Jul 01, 2008 16:39
this is awesome:
i keep a business card from everyone that leaves the company for whatever reason (fired or quit at this point), they go in a little sleeve by department. It's not mean spirited, nothing bad is said about any one in the collection in retrospect. The sign on the front of it said "{Company Name} who? Never heard of 'em," it was jokingly referred to as the Wall of Shame. I generally asked the person directly for a business card and they knew what it was for. Generally when ever it was mentioned it was more of a nostalgia thing than anything else.
Well now TWICE the same person has complained about it... I don't know who it was, but both times, instead of talking to me about it directly they went to my boss. The first time I was told to just take it down off the wall, this time I was told to get rid of it and not do it anymore. If they would have talked with me directly the need for a second time could easily have been averted.
I'm really fucking stoked that people a) get upset enough to complain about something like that, and b) are to fucking pansied about the whole thing so as to make it something that my fucking boss has to intervene in. So now, despite not being the only one who ever does or says anything that is less than perfectly appropriate, I am, again, the bad, incorrigible seed who is unmanageable, rude, inconsiderate, immature.... etc.

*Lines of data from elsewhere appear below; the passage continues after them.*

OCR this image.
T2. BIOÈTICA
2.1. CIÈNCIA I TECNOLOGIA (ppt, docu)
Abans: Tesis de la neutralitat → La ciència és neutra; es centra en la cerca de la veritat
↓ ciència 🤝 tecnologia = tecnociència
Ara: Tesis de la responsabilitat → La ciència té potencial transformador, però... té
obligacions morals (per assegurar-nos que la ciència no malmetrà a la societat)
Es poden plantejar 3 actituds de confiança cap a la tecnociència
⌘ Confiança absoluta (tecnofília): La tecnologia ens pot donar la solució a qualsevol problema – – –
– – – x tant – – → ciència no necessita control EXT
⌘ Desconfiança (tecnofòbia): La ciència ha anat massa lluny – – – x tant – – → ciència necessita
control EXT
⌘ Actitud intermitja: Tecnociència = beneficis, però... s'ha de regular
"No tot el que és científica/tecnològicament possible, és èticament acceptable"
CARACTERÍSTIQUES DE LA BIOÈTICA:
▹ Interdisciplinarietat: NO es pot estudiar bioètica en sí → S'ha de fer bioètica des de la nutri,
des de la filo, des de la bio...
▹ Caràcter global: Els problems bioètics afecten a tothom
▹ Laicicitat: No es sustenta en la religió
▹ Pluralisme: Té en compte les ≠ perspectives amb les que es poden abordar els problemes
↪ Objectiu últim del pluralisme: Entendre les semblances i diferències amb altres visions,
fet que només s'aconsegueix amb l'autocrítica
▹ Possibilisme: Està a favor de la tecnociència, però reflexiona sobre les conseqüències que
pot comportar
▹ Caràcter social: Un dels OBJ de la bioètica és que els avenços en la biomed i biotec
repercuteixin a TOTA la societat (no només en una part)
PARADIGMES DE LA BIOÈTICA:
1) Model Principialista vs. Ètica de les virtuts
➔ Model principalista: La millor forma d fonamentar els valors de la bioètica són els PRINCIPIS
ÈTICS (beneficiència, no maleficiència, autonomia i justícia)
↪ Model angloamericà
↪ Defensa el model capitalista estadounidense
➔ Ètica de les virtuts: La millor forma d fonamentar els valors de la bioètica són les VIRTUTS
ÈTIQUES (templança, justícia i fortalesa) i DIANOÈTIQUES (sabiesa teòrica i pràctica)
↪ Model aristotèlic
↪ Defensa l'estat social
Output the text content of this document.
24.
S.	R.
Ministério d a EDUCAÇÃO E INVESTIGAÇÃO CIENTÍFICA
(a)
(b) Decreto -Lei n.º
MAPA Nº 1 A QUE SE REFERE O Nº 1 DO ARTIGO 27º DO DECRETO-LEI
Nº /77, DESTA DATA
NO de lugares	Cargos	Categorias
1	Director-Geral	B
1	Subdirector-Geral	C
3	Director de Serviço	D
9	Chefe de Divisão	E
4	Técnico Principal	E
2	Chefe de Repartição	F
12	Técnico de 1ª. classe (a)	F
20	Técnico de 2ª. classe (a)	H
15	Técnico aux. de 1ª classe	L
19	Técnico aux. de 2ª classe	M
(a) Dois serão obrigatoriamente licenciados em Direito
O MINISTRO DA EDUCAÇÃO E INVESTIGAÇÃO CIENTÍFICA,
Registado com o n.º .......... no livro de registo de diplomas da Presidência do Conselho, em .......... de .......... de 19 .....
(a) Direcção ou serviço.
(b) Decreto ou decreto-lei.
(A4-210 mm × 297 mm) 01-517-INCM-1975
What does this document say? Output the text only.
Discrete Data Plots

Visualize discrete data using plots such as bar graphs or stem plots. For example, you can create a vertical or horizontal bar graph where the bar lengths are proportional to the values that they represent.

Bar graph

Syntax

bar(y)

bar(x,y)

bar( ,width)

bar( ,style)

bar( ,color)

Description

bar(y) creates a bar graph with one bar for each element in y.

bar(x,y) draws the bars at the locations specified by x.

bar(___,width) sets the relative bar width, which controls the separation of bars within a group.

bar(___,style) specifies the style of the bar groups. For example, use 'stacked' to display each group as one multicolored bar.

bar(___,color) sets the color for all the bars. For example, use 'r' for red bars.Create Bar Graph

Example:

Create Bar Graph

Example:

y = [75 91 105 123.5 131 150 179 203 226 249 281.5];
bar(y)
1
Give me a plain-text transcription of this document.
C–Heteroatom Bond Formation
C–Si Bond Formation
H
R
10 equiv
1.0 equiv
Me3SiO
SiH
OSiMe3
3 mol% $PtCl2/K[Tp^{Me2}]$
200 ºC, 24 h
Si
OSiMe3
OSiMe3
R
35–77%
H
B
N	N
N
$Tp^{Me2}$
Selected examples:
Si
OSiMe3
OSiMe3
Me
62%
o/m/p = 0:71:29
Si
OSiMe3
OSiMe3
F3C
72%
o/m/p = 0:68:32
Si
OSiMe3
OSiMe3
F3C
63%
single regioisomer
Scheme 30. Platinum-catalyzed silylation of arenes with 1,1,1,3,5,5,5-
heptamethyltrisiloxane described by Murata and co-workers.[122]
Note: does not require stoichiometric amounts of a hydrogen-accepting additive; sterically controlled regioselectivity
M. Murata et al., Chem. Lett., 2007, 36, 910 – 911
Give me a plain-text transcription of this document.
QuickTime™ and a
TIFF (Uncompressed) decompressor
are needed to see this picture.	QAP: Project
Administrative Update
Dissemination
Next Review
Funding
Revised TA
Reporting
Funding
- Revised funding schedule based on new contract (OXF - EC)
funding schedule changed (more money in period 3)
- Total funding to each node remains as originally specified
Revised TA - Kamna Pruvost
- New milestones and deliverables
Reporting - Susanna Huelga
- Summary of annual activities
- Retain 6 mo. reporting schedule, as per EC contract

Whatever. The wall has been dismantled, it's component paper pieces recycled, it's component plastic piece put where they came from for re-use. One more aspect of why it was kind of alright still to work here skewered and left to die. I think I'm done talking at work unless it's strictly business related and anytime someone says something off color, of minor offensive, or directly making fun of me or any decision I make in my life (being vegetarian, not voting, etc) even if they are joking I'm going to complain about it directly to their manager with out talking to them about it first... apparently that's the way things are done in the real world. Every day it's a little less than tolerable.